SRI KRESNA KEPAKISAN (
DALEM )
A. Silsilah Keturunan Sri Kresna
Kepakisan
Dasar Bhuwana distanakan Raja (Dalem) pertama di Bali.
Kepakisan asal katanya
Pakis berarti Paku. Gelar Kepakisan diberikan kepada Brahmana yang ditugasi
sebagai Raja (Dalem) atau Kesatria. Gelar Kepakisan yang diberikan kepada
Kesatria adalah : Sira-Arya Kepakisan. Beliau adalah keturunan Sri Jayasabha,
berasal dari keturunan Maha Raja Airlangga, Raja Kahuripan (Jawa). Gelar Paku
di Jawa pertama kali digunakan oleh Susuhunan Kartasura : Paku Buwono I pada
tahun 1706 M.
diceritakan Mpu Wira
Dharma berputra tiga orang yaitu : Mpu Lampita, Mpu Adnyana, Mpu Pastika.

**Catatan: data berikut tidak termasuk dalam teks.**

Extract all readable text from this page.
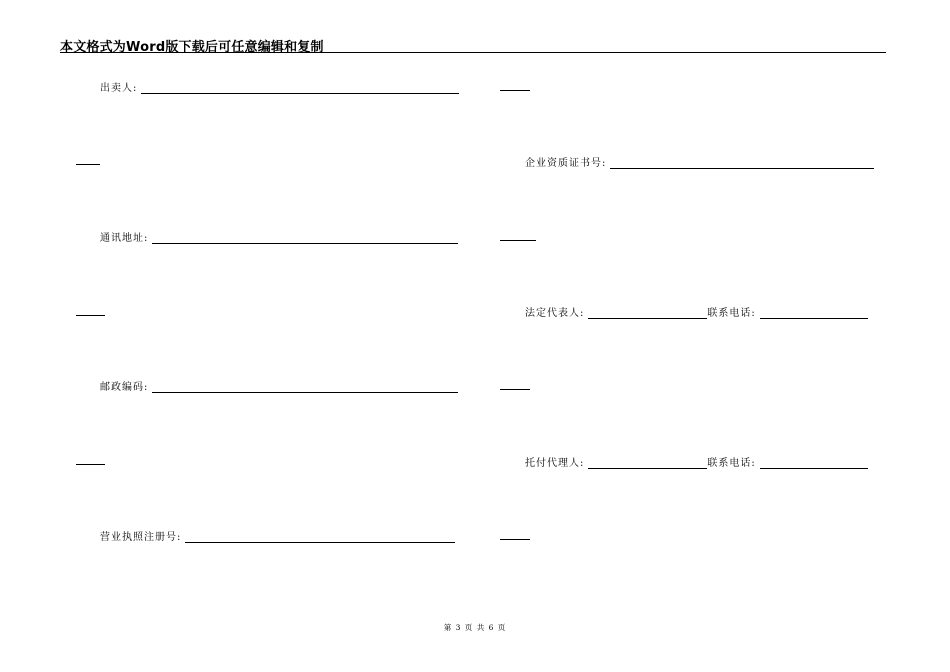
本文格式为Word版下载后可任意编辑和复制
出卖人:
通讯地址:
邮政编码:
营业执照注册号:
企业资质证书号:
法定代表人:	联系电话:
托付代理人:	联系电话:
第 3 页 共 6 页
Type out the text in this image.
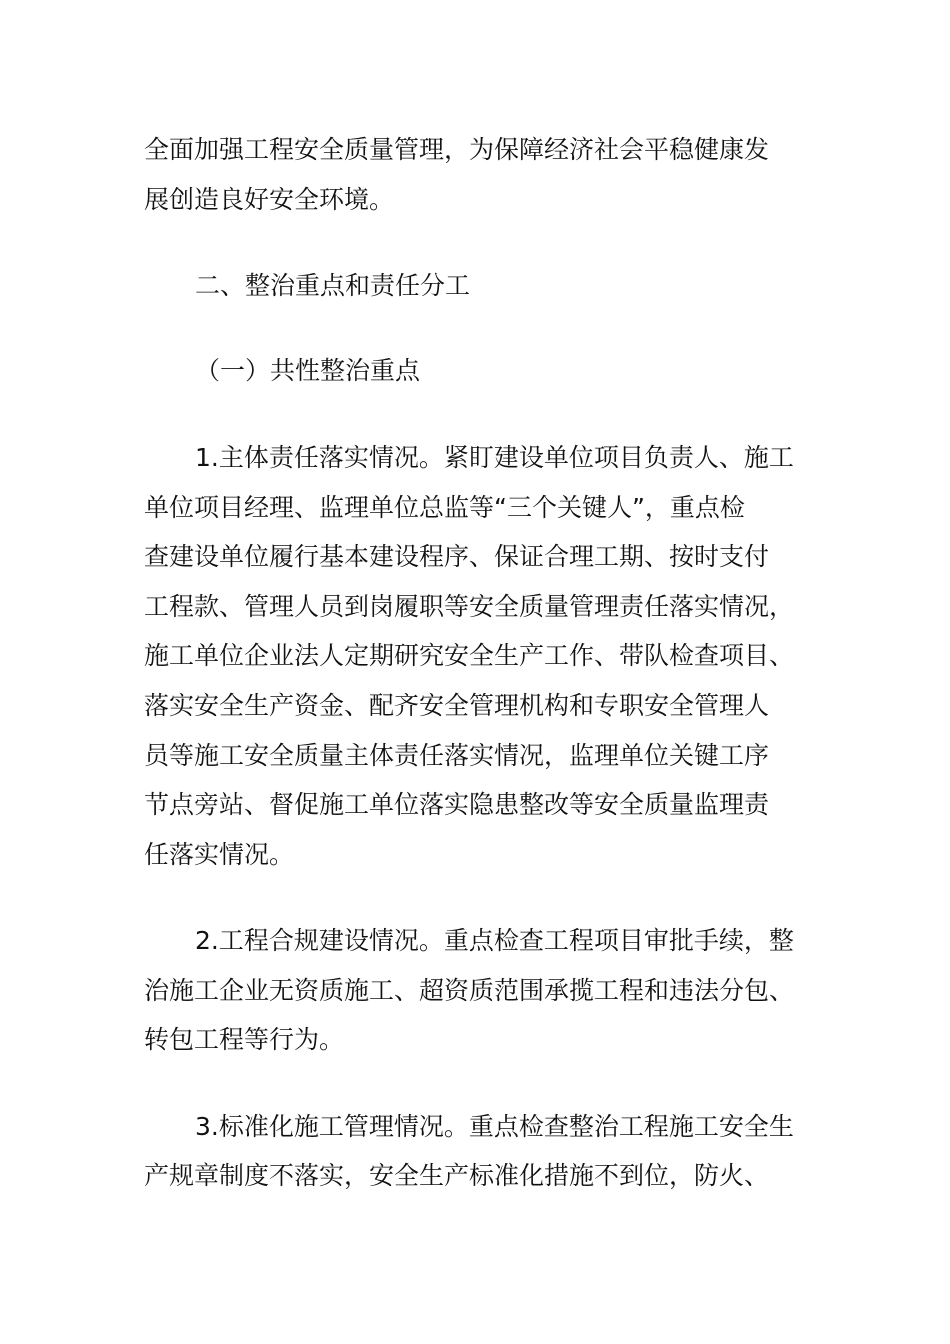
全面加强工程安全质量管理，为保障经济社会平稳健康发
展创造良好安全环境。
二、整治重点和责任分工
（一）共性整治重点
1.主体责任落实情况。紧盯建设单位项目负责人、施工
单位项目经理、监理单位总监等“三个关键人”，重点检
查建设单位履行基本建设程序、保证合理工期、按时支付
工程款、管理人员到岗履职等安全质量管理责任落实情况，
施工单位企业法人定期研究安全生产工作、带队检查项目、
落实安全生产资金、配齐安全管理机构和专职安全管理人
员等施工安全质量主体责任落实情况，监理单位关键工序
节点旁站、督促施工单位落实隐患整改等安全质量监理责
任落实情况。
2.工程合规建设情况。重点检查工程项目审批手续，整
治施工企业无资质施工、超资质范围承揽工程和违法分包、
转包工程等行为。
3.标准化施工管理情况。重点检查整治工程施工安全生
产规章制度不落实，安全生产标准化措施不到位，防火、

Selanjutnya Mpu Pastika berputra dua orang yaitu : Mpu Kuturan berasrama di
Lemah Tulis dan Mpu Beradah pergi ke Daha serta menjadi pendeta kerajaan
(bhagawanta) dari Raja Airlangga dan dikaitkan dengan cerita Calonarang yang
amat terkenal di Bali. Kemudian Mpu Beradah berputra seorang yang bernama Mpu
Bahula yang kemudian kawin dengan Ratnamanggali. Dari perkawinan ini lahirlah
beberapa putra : Mpu Panawasikan, Mpu Asmaranatha, Mpu Kepakisan dan Mpu
Sidimantra. Akhirnya Mpu Panawasikan berputra : Mpu Angsoka, Mpu Nirartha. Mpu
Kepakisan yang berputra empat orang yaitu : tiga putra dan seorang putri. Putra
yang bungsu Mpu Kresna Kepakisan diangkat menjadi raja di Bali.
Dengan demikian Sri
Kresna Kepakisan yang menjadi Raja di Bali adalah dari keturunan Brahmana yang
kebangsawanannya diubah menjadi kesatrya atau dari Danghyang / Mpu menjadi Sri.
B.
Pengangkatan Dinasti Sri Kresna Kepakisan
Dalem Sri Kresna Kepakisan, mulai memimpin Pemerintahan Kerajaan Bali Dwipa pada tahun 1350 M atau 1272 isaka. Oleh penduduk Bali beliau disebut sebagai I Dewa Wawu Rawuh atau Dalem Tegal Besung. Dalam Perjalanannya dari Majapahit ke Pulau Bali rombongan dari majapahit mendarat di pantai Lebih, kemudian ke arah timur laut menuju Samprangan
Dalam pemerintahannya Dalem Sri Kresna Kepakisan didampingi oleh Arya
Kresna Kepakisan / Sri Nararya Kresna Kepakisan yang menjabat sebagai Patih
Agung berasal dari Dinasti Warmadewa yang merupakan keturunan Raja Kediri.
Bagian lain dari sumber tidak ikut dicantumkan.